I am puzzling with that myself at the moment. I want to disinfect something made of plastic. 100C would be too much for it.
So since the amount of energy to warm 1 liter of water one degree Celsius is more or less constant between zero and boiling point, you would have to solve:
20 * X + 100 * Y = 70
At least that is what I think.
Tim Cooke wrote:Oh this is getting really hard really quickly. Might I recommend pouring the boiled water from the kettle into a glass jug and letting it cool to the desired temperature. A thermometer might be required, unless you're happy to guess at some "hot but not boiling" temperature.
I do not have a thermometer.
I was counting on you guys!
Jan de Boer was right, well almost:-
100x + 20y = 70 × (x + y)
Make x + y equal to 1000 and solve the equation. It is what was called simultaneous equations when I was twelve.

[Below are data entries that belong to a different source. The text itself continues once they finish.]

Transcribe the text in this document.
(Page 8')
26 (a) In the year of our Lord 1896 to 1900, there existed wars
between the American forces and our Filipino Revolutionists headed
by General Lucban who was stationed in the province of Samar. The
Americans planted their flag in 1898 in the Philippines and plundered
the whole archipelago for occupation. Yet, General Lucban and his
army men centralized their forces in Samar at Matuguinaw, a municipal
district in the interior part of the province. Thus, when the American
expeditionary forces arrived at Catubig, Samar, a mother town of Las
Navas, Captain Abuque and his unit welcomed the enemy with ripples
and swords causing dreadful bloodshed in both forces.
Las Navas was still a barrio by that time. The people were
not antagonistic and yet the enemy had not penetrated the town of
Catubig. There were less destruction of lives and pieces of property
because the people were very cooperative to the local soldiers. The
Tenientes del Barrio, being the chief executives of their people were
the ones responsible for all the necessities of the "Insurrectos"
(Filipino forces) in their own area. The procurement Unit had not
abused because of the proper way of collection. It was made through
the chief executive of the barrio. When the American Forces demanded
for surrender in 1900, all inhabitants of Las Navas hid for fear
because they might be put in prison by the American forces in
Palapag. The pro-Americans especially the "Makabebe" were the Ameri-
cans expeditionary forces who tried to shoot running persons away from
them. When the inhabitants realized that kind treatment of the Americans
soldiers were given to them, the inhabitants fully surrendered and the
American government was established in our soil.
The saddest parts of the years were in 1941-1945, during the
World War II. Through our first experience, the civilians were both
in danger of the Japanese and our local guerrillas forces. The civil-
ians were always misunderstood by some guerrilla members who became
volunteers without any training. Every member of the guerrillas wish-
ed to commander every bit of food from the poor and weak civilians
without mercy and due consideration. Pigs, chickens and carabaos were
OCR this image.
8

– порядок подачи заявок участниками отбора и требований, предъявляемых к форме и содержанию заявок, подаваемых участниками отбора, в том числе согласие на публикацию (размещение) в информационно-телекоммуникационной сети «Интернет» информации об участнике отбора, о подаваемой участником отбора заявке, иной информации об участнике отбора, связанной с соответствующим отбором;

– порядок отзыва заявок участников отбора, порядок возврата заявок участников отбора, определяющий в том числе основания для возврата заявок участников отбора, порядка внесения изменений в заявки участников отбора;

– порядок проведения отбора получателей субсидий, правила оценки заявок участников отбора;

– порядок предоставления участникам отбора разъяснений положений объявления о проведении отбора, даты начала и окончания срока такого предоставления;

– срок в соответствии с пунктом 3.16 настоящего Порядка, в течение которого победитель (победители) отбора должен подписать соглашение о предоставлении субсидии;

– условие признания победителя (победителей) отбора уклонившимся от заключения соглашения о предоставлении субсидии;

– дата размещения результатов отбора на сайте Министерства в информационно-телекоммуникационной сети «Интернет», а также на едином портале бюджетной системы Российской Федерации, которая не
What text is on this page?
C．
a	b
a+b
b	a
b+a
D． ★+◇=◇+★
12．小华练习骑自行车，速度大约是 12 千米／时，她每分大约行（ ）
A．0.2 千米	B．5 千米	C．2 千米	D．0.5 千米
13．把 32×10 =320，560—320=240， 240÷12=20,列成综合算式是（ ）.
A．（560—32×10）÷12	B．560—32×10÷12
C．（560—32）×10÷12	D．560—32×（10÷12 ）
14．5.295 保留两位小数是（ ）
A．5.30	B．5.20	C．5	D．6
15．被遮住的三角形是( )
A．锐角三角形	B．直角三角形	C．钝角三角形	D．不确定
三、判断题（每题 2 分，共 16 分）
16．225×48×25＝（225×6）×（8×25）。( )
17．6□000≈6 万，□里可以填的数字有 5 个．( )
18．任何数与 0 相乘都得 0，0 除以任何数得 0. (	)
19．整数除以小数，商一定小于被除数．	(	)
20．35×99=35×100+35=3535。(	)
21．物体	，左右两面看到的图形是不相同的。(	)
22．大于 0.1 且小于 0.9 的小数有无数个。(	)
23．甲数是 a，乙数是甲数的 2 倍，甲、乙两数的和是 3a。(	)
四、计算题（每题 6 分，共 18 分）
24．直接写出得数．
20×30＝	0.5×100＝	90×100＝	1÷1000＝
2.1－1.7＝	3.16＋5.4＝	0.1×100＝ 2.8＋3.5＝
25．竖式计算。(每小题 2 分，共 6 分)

I can think of another way to solve the mystery,
We must have a warmer climate; ours are corrected to 15°C.
Pete Letkeman wrote:. . . prices in Canada are corrected at four degrees Celsius for most automotive gasoline/fuel.
The simple formulae will give approximate results, and the end result will vary slightly depending on whether you measure the water in a jug or weigh it.
You want to cool the water from 100° to 70°.
That reduces to 5 units of heating and 3 units of cooling.
So you want 5 parts of hot water and 3 parts of cold water. 5 + 3 = 8 So you want ⅝ of one (=625ml) and ⅜ of the other (=375ml).
Campbell Ritchie wrote:That reduces to 5 units of heating and 3 units of cooling.
The 5 deduced from 70-20, and the 3 from 100-70? Okay.
So for example if I want to do my laundry at 60 max, I would mix equal parts of boiling hot and room temperature water. I see camping possibilities here.
I use a similar technique for baking bread: mix equal volumes of cold and boiling water and whisk the sugar and yeast into the water. I think you will find that is a common technique in bread recipes.
Campbell Ritchie wrote:Do you wash clothes when camping? Can you get cold water as warm as 20°? Yes, you probably can, but more like 20°F than 20°C .
20°F would be frozen. That would be another calculation. You would have to calculate the energy to get the ice to zero degrees, and then calculate the melt warmth and add it. As last you would have to do the same calculation as above. That is a new challenge.
Looks like nerd camp meets girls scouts here! ;)
Campbell Ritchie wrote:You think you can get girls to warm up the water for you?
No I will warm up the water, and they will do the laundry! But seriously, girls, girl scouts too probably, like smart boys. Especially when they are a little rebellious, creative and witty. At least that is my high school experience. I will blind them with science!
x = grams cold water
y = grams hot water
x+y = 1000
so far, so good. So the heat added to the cold water has to equal the heat lost by the warm water. The warm water cools 30 calories per gram. The cold water must be heated 50 calories per gram. so...
50x == 30y
so ultimately, x = 375 grams, y = 625 grams.